Work and Thermal Fluctuations in Crystal Indentation under Deterministic and Stochastic Thermostats: The Role of System–Bath Coupling

The Jarzynski equality (JE) was originally derived under the deterministic Hamiltonian formalism, and later, it was demonstrated that stochastic Langevin dynamics also lead to the JE. However, the JE has been verified mainly in small, low-dimensional systems described by Langevin dynamics. Although the two theoretical derivations apparently lead to the same expression, we illustrate that they describe fundamentally different experimental conditions. While the Hamiltonian framework assumes that the thermal bath producing the initial canonical equilibrium switches off for the duration of the work process, the Langevin bath effectively acts on the system.
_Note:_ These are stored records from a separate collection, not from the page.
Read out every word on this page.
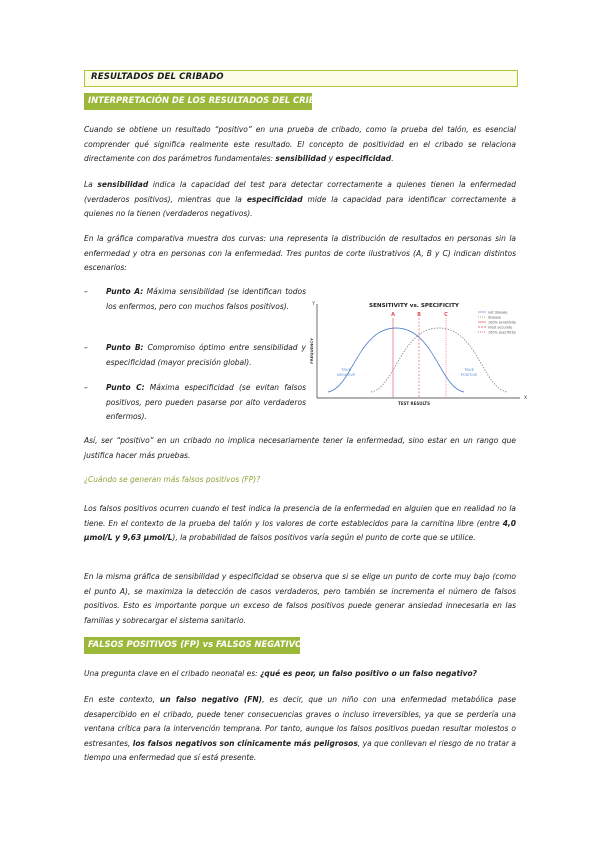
RESULTADOS DEL CRIBADO
INTERPRETACIÓN DE LOS RESULTADOS DEL CRIBADO

Cuando se obtiene un resultado “positivo” en una prueba de cribado, como la prueba del talón, es esencial comprender qué significa realmente este resultado. El concepto de positividad en el cribado se relaciona directamente con dos parámetros fundamentales: sensibilidad y especificidad.

La sensibilidad indica la capacidad del test para detectar correctamente a quienes tienen la enfermedad (verdaderos positivos), mientras que la especificidad mide la capacidad para identificar correctamente a quienes no la tienen (verdaderos negativos).

En la gráfica comparativa muestra dos curvas: una representa la distribución de resultados en personas sin la enfermedad y otra en personas con la enfermedad. Tres puntos de corte ilustrativos (A, B y C) indican distintos escenarios:

– Punto A: Máxima sensibilidad (se identifican todos los enfermos, pero con muchos falsos positivos).
– Punto B: Compromiso óptimo entre sensibilidad y especificidad (mayor precisión global).
– Punto C: Máxima especificidad (se evitan falsos positivos, pero pueden pasarse por alto verdaderos enfermos).
Y
X
SENSITIVITY vs. SPECIFICITY
TEST RESULTS
FREQUENCY
A	B	C
TRUE
NEGATIVE
TRUE
POSITIVE
not disease
disease
100% sensitivity
most accurate
100% specificity

Así, ser “positivo” en un cribado no implica necesariamente tener la enfermedad, sino estar en un rango que justifica hacer más pruebas.

¿Cuándo se generan más falsos positivos (FP)?

Los falsos positivos ocurren cuando el test indica la presencia de la enfermedad en alguien que en realidad no la tiene. En el contexto de la prueba del talón y los valores de corte establecidos para la carnitina libre (entre 4,0 µmol/L y 9,63 µmol/L), la probabilidad de falsos positivos varía según el punto de corte que se utilice.

En la misma gráfica de sensibilidad y especificidad se observa que si se elige un punto de corte muy bajo (como el punto A), se maximiza la detección de casos verdaderos, pero también se incrementa el número de falsos positivos. Esto es importante porque un exceso de falsos positivos puede generar ansiedad innecesaria en las familias y sobrecargar el sistema sanitario.

FALSOS POSITIVOS (FP) vs FALSOS NEGATIVOS (FN)

Una pregunta clave en el cribado neonatal es: ¿qué es peor, un falso positivo o un falso negativo?

En este contexto, un falso negativo (FN), es decir, que un niño con una enfermedad metabólica pase desapercibido en el cribado, puede tener consecuencias graves o incluso irreversibles, ya que se perdería una ventana crítica para la intervención temprana. Por tanto, aunque los falsos positivos puedan resultar molestos o estresantes, los falsos negativos son clínicamente más peligrosos, ya que conllevan el riesgo de no tratar a tiempo una enfermedad que sí está presente.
Moreover, the former considers an environment with which the system may interact, whereas the latter does not. In this study, we investigate the effect of the bath on the measurable quantity of the JE through molecular dynamics simulations of crystal nanoindentation employing deterministic and stochastic thermostats. Our analysis shows that the distributions of the kinetic energy and the mechanical work produced during the indentation processes are affected by the interaction between the system and the thermostat baths. As a result, the type of thermostatting has also a clear effect on the left-hand side of the JE, which enables the estimation of the free-energy difference characterizing the process.